In many ways, Yogananda would have been happy living the life of an illumined yogi in a remote cave high in the Himalayas. The sacred mountains called to him throughout his youth, and many times he tried to answer that calling. God and the Great Ones had other plans. At Ranchi the final call was made to him to depart for America immediately for his chosen mission: to spread the liberating technique of Kriya Yoga to the West and to showcase the unity between the teachings of Jesus Christ and Bhagavan Krishna. And although he came to love America and its people, India forever called to him.

On March 7, 1952 he entered mahasamadhi (an illumined yogi’s conscious exit from this world) after delivering a speech honoring India at a banquet for the Indian Ambassador to the U.S. at the Biltmore Hotel in Los Angeles. He concluded his address by reciting his poem “My India,” ending with the lines: “Where Ganges, woods, Himalayan caves, and men dream God—I am hallowed; my body touched that sod”.

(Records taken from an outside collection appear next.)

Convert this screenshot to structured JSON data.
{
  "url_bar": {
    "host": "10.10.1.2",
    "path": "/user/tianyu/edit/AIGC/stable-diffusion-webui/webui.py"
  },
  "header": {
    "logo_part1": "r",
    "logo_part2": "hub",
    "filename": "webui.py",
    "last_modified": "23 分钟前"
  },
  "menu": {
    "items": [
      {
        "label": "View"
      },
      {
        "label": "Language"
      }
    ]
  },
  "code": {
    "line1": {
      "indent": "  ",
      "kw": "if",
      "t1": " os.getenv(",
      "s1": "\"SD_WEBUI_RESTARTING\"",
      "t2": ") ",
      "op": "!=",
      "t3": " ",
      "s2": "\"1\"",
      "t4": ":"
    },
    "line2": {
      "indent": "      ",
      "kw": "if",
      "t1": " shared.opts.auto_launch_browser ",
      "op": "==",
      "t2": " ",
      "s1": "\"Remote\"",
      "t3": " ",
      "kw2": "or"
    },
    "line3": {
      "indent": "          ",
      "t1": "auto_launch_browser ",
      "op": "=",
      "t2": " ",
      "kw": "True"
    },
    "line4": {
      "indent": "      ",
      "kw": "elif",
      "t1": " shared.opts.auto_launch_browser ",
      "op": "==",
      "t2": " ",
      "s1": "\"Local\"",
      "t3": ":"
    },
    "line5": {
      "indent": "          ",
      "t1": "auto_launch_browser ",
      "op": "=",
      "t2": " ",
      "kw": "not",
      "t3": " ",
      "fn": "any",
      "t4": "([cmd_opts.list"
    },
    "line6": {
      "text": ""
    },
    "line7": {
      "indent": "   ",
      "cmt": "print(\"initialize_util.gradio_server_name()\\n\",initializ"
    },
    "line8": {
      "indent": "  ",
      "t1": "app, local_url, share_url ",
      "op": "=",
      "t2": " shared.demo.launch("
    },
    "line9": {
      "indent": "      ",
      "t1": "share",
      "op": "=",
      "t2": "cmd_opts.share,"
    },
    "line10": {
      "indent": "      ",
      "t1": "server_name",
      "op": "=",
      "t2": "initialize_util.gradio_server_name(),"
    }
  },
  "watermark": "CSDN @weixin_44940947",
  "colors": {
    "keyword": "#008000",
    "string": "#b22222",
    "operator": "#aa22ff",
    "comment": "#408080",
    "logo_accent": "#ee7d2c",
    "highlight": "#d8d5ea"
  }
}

I find it ironic that my path goes in a separate direction, from West to East, and that I land in this very spot. I feel that I could easily have spent the rest of my life being a beach yogi meditating on the rocks in California. My last four years in Santa Barbara were a lifelong dream that God fulfilled for me. But rather than being an end, that was only the beginning: it is where I found Yogananda, but I have so much more to do. In so many joyful ways, this trip has shown me that again and again.

India opened her heart for me; I yearned to respond in kind. The Indian people embraced me like a long-lost brother who has finally arrived home.

I often think that I must have lived in India in a previous life: the connection is that strong. As crazy as it seemed — when I uprooted my life in California in 48 hours and traveled cross-country to dump the few belongings I still had — I had to make this journey.

In California I was still fighting with the universe. India and her ancient teachings taught me how to dance with the universe.

Dance, my children, dance!!
I thank those friends who have followed my trip here through the blog entries. I have felt you with me every step of the way! That is no exaggeration. You kept me going, kept me writing, kept me forever dancing! Thank you.
And now to finish the book. The first draft is almost done, and it should be finished sometime in the summer: In the Footsteps of My Master: Dancing with the Universe.